L'errore in cardiologia
Viene comunemente definito errore un evento che ha procurato un danno al paziente o avrebbe potuto farlo. Sebbene l’evoluzione della scienza medica sia stata caratterizzata negli ultimi anni da una imponente innovazione tecnologica e da notevoli progressi scientifici, la percentuale di errori diagnostici al tavolo autoptico è rimasta la stessa dagli anni ’40 ad oggi. In quest’ottica proponiamo una riflessione sull’ontogenesi dell’errore in cardiologia e una sua visione pratica nel tentativo di individuare alcuni momenti in cui è possibile intervenire in modo efficace. È infatti nostra convinzione che un sistema sanitario (indipendentemente dalle sue dimensioni, sia esso azienda oppure reparto clinico) è tanto più appropriato quanto più è in grado di individuare e riparare ai propri errori in modo dinamico e funzionale nel tempo.
Nella realtà clinica, possiamo distinguere un errore clinico vero e proprio (che può avere una genesi sia cognitiva che metodologica) e un errore di sistema (da mettere in relazione all’organizzazione del percorso assistenziale, sia esso intra-aziendale che inter-aziendale quale la “rete”).

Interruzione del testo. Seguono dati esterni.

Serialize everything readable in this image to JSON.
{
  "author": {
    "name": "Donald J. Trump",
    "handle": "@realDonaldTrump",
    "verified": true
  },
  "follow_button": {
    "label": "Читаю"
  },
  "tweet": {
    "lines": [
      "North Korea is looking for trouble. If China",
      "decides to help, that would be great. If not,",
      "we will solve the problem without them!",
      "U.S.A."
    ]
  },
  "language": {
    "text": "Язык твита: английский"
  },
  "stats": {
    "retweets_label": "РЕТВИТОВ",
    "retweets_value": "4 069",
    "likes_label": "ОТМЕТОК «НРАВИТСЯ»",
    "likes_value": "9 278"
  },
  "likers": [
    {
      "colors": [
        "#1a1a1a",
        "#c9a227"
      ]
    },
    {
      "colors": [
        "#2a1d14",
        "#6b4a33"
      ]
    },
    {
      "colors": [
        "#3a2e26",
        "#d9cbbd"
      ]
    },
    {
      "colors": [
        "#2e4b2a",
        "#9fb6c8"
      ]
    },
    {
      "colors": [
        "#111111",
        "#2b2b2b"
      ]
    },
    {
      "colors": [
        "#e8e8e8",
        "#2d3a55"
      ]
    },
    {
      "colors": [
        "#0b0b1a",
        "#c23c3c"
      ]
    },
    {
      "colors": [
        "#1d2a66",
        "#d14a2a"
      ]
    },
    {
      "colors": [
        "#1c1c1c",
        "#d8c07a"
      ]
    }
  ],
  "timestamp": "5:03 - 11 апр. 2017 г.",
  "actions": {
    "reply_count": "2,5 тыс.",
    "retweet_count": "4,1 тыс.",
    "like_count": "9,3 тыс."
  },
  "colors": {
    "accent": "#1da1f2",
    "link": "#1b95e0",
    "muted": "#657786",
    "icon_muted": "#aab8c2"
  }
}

La frequenza e soprattutto le conseguenze dell’errore in cardiologia rendono indispensabile che il cardiologo, sia come singolo professionista che come parte di un team, se ne occupi considerandolo come un determinante della qualità delle cure. Non sono eccessive né superflue le risorse (in termini di tempo) che vengono dedicate a questo aspetto e non è un problema solo degli organizzatori sanitari. L’errore rimane un prodotto, seppure negativo, delle cure mediche ed è il medico in primis chiamato ad affrontarlo. In una cardiologia sempre più dominata (e arricchita) dalle innovazioni tecnologiche, che rischia di vedere nella cura del malato un assemblato (spesso sconnesso) di procedure le più raffinate e tecnicamente complesse, iniziare (o tornare) a riflettere sull’analisi decisionale, sull’errore e quindi sull’appropriatezza è, per il cardiologo, un arricchimento necessario per riuscire a garantire cure mediche di qualità “centrate sul paziente”.